Un pipeline 2D tradizionale con strumenti digitali 🛠️
Il team ha optato per un flusso di lavoro basato sull'animazione 2D tradizionale, ma impiegando software digitale per accelerare il processo. Gli sfondi sono stati dipinti in Photoshop, cercando una texture ad acquarello e organica. L'animazione dei personaggi è stata realizzata con Toon Boom Harmony, privilegiando linee chiare e movimenti espressivi che ricordano l'animazione francese contemporanea.

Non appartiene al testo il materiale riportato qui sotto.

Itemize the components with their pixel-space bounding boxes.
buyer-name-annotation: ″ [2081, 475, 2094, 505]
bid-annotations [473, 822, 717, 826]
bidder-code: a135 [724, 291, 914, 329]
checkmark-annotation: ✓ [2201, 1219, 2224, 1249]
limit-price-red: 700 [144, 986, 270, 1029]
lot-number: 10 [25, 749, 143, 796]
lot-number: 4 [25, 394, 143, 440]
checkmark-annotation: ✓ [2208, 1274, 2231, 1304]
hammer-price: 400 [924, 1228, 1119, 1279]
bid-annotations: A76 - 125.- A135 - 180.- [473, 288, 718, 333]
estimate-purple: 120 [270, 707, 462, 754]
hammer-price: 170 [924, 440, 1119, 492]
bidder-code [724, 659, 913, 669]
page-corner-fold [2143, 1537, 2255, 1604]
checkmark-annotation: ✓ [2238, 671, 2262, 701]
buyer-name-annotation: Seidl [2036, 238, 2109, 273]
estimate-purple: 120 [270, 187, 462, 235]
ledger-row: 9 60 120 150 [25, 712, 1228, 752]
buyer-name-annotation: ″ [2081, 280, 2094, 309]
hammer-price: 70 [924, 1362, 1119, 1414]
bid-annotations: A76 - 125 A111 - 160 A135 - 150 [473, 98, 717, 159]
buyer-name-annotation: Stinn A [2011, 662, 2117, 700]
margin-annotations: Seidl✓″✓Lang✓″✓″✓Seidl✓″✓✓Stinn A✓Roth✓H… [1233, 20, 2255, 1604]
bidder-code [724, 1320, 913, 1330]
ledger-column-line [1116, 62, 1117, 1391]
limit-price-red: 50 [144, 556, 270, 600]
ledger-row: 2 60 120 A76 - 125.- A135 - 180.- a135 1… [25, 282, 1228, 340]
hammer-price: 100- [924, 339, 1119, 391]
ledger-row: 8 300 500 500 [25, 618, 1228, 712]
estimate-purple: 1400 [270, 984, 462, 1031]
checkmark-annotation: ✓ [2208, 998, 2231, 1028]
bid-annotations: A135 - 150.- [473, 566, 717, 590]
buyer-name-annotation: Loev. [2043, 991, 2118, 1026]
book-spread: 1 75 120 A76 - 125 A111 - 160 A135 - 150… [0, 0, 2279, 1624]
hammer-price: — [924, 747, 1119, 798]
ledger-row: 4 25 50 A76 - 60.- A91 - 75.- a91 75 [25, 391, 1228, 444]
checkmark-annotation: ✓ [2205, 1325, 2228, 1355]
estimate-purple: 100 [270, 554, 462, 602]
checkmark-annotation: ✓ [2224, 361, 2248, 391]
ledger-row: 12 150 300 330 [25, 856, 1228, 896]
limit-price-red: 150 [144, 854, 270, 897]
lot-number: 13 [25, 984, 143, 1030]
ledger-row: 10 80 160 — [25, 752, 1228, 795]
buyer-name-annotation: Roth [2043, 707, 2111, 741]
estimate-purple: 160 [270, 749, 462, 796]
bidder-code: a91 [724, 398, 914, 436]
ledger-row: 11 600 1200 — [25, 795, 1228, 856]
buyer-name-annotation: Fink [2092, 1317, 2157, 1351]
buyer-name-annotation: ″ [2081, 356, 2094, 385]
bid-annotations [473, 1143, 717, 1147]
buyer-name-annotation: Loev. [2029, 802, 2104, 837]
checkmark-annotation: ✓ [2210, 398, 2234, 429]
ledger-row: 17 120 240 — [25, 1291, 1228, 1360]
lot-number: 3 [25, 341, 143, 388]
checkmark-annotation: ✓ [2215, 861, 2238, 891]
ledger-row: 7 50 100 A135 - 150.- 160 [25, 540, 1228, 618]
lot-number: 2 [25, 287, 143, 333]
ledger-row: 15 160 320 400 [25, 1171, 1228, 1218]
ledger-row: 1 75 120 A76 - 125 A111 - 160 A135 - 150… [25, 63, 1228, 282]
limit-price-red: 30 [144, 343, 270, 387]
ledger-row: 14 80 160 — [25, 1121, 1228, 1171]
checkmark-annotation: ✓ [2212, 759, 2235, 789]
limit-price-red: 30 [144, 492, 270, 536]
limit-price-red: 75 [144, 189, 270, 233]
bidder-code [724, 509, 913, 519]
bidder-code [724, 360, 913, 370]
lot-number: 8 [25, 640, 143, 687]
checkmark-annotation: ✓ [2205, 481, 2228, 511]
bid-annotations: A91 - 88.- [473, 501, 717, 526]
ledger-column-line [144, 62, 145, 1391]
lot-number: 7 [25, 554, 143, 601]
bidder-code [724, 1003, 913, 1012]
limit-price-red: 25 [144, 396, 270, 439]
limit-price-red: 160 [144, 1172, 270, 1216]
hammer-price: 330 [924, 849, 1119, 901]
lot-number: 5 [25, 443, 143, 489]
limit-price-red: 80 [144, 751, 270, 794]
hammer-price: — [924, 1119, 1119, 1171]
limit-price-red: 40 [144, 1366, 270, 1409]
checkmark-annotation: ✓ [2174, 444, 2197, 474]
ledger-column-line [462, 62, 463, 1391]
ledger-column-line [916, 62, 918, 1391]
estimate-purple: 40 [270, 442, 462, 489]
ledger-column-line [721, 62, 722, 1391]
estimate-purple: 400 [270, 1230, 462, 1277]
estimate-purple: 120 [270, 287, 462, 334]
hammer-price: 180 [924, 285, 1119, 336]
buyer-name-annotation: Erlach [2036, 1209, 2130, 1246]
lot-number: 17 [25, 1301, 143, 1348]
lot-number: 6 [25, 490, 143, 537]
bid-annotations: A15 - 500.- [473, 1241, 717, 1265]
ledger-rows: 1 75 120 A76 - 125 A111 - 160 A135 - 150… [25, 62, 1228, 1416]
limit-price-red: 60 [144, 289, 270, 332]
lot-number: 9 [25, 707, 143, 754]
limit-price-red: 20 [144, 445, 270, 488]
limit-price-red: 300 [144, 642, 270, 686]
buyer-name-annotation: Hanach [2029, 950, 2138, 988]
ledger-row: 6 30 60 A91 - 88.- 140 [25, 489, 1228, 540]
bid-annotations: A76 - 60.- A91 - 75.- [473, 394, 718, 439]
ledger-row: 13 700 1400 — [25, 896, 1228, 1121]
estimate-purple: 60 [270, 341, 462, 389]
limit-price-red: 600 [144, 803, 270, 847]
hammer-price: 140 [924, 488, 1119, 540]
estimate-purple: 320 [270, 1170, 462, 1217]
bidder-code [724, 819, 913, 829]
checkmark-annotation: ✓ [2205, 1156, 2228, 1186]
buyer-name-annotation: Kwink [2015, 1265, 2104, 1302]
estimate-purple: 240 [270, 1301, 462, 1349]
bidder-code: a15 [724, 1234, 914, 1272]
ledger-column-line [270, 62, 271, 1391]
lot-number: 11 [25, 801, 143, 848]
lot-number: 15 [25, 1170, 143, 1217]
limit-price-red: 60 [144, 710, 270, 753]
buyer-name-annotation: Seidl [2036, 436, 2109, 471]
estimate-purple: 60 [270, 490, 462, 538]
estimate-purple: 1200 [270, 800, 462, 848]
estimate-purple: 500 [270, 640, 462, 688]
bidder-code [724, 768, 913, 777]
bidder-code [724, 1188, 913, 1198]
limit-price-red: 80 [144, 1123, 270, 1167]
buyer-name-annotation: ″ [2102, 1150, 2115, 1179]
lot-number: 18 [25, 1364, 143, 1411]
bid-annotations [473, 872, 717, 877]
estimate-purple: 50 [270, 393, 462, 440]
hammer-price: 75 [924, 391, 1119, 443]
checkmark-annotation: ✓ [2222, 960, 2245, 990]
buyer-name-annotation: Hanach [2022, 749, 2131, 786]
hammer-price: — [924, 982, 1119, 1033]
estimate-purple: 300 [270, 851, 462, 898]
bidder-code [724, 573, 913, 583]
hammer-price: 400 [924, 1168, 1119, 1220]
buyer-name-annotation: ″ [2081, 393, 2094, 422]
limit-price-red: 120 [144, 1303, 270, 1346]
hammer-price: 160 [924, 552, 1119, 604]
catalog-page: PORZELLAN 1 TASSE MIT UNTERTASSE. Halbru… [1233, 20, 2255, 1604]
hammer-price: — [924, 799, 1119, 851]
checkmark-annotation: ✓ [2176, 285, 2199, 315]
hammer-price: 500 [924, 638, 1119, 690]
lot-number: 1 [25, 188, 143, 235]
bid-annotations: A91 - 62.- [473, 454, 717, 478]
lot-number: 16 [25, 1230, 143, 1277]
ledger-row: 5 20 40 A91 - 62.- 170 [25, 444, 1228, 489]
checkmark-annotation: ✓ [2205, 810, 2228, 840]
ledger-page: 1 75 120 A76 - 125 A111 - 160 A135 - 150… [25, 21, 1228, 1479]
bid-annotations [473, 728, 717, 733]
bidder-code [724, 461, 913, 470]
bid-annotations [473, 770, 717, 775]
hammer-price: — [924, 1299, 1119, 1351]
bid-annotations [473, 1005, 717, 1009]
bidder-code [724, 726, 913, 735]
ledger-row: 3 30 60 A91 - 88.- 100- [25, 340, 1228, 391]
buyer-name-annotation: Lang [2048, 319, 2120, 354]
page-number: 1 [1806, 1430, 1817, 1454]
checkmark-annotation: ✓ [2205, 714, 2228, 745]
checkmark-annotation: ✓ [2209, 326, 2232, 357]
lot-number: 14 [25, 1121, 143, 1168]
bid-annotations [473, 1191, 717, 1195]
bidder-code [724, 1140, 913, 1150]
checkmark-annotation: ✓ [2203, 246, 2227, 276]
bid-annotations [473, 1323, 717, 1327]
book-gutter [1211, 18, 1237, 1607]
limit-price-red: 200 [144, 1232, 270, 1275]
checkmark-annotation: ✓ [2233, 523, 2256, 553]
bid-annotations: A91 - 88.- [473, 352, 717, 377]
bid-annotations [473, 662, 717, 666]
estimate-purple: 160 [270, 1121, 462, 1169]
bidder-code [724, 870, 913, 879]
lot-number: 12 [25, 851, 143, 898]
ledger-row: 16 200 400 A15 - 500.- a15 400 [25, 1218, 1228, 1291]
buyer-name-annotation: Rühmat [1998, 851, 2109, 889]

La postproduzione ha integrato gli elementi e ha dato coesione allo stile grafico generale.
Lezioni di anarchia (e di gestione dei progetti) 💥
Senza dubbio, il maggiore successo di questi studenti è stato coordinare un progetto collettivo senza che sorgesse una vera rivolta interna. Mentre la banda originale sfidava il sistema, loro hanno dovuto affrontare scadenze di consegna, render infiniti e la ricerca di uno stile visivo coerente. Forse la vera anarchia non sta nel rapinare banche, ma nel riuscire a far sì che tutti nel team siano d'accordo sul design finale di un personaggio.